Ein Beispiel: Mehr als die doppelte Erbschaftsteuer
Angenommen der vorläufige Sachwert eines Einfamilienhauses in guter Lage beträgt nach altem und neuem Bewertungsgesetz rund 700.000 Euro. Der alte Wertzahl beträgt 1,0 die neue 1,3. Dann war der alte Steuerwert 700.000 und der neue beträgt 910.000 Euro. Der Freibetrag für ein Kind beträgt nach wie vor 400.000 Euro. Während bis 31.12.2022 somit 700.000 ./. 400.000 x 11 % = 33.000 Euro Erbschaftsteuer anfielen, beläuft sich die Schenkungsteuer jetzt auf 910.000 ./. 400.000 x 15 % = 76.500 Euro.
Die wichtigsten Änderungen im Gesetzestext
§ 188 BewG Liegenschaftszinssatz
(1) Liegenschaftszinssätze sind Kapitalisierungszinssätze, mit denen Verkehrswerte von Grundstücken je nach Grundstücksart im Durchschnitt marktüblich verzinst werden.
(2) Anzuwenden sind die von den Gutachterausschüssen im Sinne der §§ 192 ff. des Baugesetzbuchs ermittelten Liegenschaftszinssätze nach Maßgabe des § 177 Absatz 2 und 3. Soweit derartige Liegenschaftszinssätze nicht zur Verfügung stehen, gelten die folgenden Zinssätze:
1. 3,5 Prozent für Mietwohngrundstücke (bis 31.12.22 5 Prozent)
2. 4,5 Prozent für gemischt genutzte Grundstücke mit einem gewerblichen Anteil von bis zu 50 Prozent, berechnet nach der Wohn- und Nutzfläche (bis 31.12.22 5,5 Prozent)

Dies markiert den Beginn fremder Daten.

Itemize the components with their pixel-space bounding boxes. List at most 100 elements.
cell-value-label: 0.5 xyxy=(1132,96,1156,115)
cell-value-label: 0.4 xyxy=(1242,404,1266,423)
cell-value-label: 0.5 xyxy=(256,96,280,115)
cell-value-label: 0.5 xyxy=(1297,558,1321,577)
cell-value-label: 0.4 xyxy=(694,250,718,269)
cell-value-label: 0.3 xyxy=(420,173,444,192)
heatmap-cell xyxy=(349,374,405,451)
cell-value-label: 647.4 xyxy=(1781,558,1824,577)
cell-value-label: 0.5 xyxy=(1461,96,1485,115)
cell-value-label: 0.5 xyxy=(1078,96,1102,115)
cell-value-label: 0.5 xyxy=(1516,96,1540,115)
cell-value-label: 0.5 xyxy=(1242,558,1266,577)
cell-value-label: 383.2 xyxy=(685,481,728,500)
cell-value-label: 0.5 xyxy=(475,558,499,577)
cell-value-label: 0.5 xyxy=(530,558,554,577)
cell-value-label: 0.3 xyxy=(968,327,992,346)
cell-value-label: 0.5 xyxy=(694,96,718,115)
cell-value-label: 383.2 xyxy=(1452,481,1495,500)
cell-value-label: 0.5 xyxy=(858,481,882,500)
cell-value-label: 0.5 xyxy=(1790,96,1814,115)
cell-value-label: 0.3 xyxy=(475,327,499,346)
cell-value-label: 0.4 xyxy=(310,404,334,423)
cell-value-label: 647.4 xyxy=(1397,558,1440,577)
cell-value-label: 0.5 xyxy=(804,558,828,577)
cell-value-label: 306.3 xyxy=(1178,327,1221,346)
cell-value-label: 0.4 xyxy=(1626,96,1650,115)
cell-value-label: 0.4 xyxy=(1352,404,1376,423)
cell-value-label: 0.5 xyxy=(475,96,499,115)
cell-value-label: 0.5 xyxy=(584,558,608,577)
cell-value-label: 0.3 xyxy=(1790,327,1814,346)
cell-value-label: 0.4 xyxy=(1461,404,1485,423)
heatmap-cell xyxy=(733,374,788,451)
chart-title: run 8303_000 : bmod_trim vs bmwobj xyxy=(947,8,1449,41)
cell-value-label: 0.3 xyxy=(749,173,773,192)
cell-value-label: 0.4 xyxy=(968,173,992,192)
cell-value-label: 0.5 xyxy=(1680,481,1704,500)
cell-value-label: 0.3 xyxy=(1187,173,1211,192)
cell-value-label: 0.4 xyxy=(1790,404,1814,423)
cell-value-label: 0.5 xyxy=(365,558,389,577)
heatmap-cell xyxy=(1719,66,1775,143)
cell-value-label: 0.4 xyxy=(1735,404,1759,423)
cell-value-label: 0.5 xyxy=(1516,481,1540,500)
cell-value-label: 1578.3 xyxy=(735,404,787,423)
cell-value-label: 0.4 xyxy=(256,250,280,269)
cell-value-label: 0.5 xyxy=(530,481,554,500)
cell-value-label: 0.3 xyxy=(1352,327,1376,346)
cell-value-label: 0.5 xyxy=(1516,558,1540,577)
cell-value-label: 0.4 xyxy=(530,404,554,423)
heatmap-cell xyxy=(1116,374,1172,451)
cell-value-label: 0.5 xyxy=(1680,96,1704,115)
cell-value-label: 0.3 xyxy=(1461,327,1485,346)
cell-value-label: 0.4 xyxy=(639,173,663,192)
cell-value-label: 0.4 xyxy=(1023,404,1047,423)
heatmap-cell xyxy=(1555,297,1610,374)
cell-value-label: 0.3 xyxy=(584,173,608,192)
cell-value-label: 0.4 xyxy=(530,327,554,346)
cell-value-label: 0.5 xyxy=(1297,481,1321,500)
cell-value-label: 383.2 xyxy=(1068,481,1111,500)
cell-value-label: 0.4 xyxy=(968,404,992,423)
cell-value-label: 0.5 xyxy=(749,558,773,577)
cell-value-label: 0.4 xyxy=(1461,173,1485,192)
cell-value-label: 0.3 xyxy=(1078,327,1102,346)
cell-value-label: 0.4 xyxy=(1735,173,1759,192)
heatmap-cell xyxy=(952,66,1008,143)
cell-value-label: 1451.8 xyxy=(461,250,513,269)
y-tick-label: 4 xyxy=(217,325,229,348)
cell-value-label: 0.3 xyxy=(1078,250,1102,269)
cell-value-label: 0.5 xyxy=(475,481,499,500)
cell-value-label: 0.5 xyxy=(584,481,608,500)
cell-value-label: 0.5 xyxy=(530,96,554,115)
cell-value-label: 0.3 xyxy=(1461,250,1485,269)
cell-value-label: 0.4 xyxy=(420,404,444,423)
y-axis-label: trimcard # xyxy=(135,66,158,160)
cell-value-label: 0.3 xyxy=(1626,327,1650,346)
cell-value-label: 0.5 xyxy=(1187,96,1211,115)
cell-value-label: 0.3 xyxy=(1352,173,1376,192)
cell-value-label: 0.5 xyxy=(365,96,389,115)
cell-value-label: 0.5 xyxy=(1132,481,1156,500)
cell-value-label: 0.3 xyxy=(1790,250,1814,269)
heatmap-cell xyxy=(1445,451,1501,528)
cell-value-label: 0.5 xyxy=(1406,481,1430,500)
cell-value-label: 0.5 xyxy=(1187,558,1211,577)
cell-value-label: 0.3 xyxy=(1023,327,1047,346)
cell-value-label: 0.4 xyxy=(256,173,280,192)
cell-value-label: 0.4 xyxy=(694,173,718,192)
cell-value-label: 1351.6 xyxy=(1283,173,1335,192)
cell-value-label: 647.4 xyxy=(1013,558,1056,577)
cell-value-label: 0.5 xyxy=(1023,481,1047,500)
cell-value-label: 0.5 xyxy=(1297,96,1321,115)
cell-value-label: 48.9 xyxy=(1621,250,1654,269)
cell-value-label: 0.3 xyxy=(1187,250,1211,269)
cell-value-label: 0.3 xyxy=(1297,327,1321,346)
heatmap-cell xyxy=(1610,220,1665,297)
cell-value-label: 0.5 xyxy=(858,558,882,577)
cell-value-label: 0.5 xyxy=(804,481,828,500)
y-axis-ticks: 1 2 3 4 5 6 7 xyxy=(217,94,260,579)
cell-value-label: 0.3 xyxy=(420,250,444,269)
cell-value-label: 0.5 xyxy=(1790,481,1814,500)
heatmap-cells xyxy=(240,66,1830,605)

3. 5,0 Prozent für gemischt genutzte Grundstücke mit einem gewerblichen Anteil von mehr als 50 Prozent, berechnet nach der Wohn- und Nutzfläche (bis 31.12.22 6 Prozent), und
4. 6,0 Prozent für Geschäftsgrundstücke (bis 31.12.22 6,5 Prozent)
§ 191 BewG Wertzahlen
Als Wertzahlen im Sinne des § 189 Absatz 3 sind die von den Gutachterausschüssen im Sinne der §§ 192 ff. des Baugesetzbuchs ermittelten Sachwertfaktoren nach Maßgabe des § 177 Absatz 2 und 3 anzuwenden. Soweit derartige Sachwertfaktoren nicht zur Verfügung stehen, sind die in Anlage 25 bestimmten Wertzahlen zu verwenden.